Business as usual for this administration.

But maybe a drawer full of stamps isn’t your idea of fun. Please use your tax gift to help your local economy. Shop in your neighborhood!

One neighborhood in our county-seat town has surveyed residents and found that there is a jewelry maker, two quilters, a plumber, a baker and other neighbors with special skills in the blocks that make up their “district.” And if neighbors are looking for furniture or appliances, this neighborhood, near the University and with a component of students, is also well-fixed with garage sales every spring.

And there’s the farmers’ market.

I haven’t done my comparison shopping for 2008 yet, but every year I’ve done as well or better on food buys from the farmers’ market than from the Big Box stores. This year, I’ll probably do even better, with the price of gas as high as it is because all the stuff at the Big Box stores gets there on waves of petroleum.

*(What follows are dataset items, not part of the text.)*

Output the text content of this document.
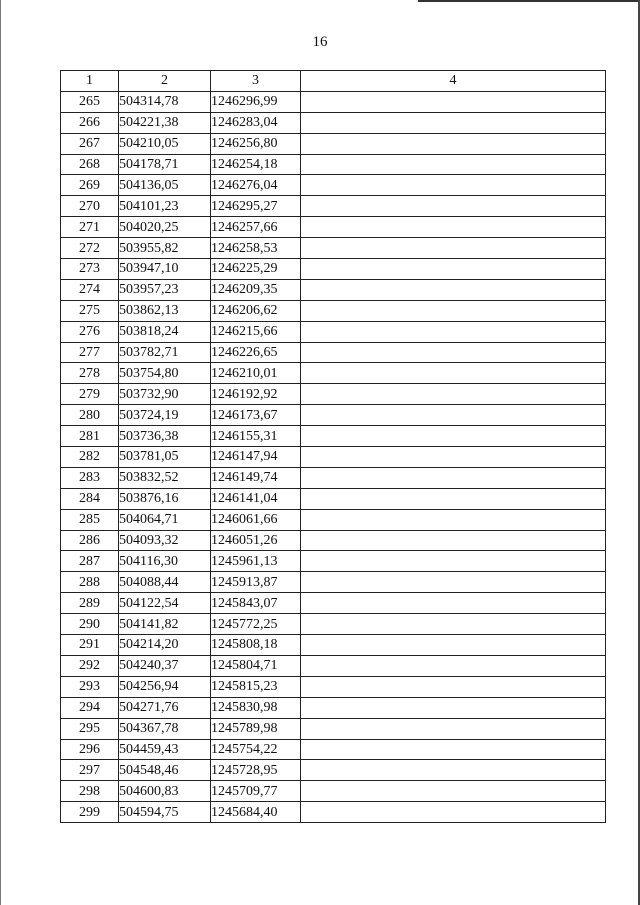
16
1	2	3	4
265	504314,78	1246296,99	
266	504221,38	1246283,04	
267	504210,05	1246256,80	
268	504178,71	1246254,18	
269	504136,05	1246276,04	
270	504101,23	1246295,27	
271	504020,25	1246257,66	
272	503955,82	1246258,53	
273	503947,10	1246225,29	
274	503957,23	1246209,35	
275	503862,13	1246206,62	
276	503818,24	1246215,66	
277	503782,71	1246226,65	
278	503754,80	1246210,01	
279	503732,90	1246192,92	
280	503724,19	1246173,67	
281	503736,38	1246155,31	
282	503781,05	1246147,94	
283	503832,52	1246149,74	
284	503876,16	1246141,04	
285	504064,71	1246061,66	
286	504093,32	1246051,26	
287	504116,30	1245961,13	
288	504088,44	1245913,87	
289	504122,54	1245843,07	
290	504141,82	1245772,25	
291	504214,20	1245808,18	
292	504240,37	1245804,71	
293	504256,94	1245815,23	
294	504271,76	1245830,98	
295	504367,78	1245789,98	
296	504459,43	1245754,22	
297	504548,46	1245728,95	
298	504600,83	1245709,77	
299	504594,75	1245684,40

Or, wait, here’s an idea: How about building your own self-sufficient system for your household. Maybe you’ll buy a couple of solar collectors to run the lights in your living room. Or maybe you’ll hire someone to dig up the front yard and help you plant a vegetable garden. Or spend your money to fix up that old bicycle. Or buy a sewing machine. Or start a neighborhood business of your own.

Whatever you do with your bonus bucks, make sure you’re part of the solution by fighting the big business scheme.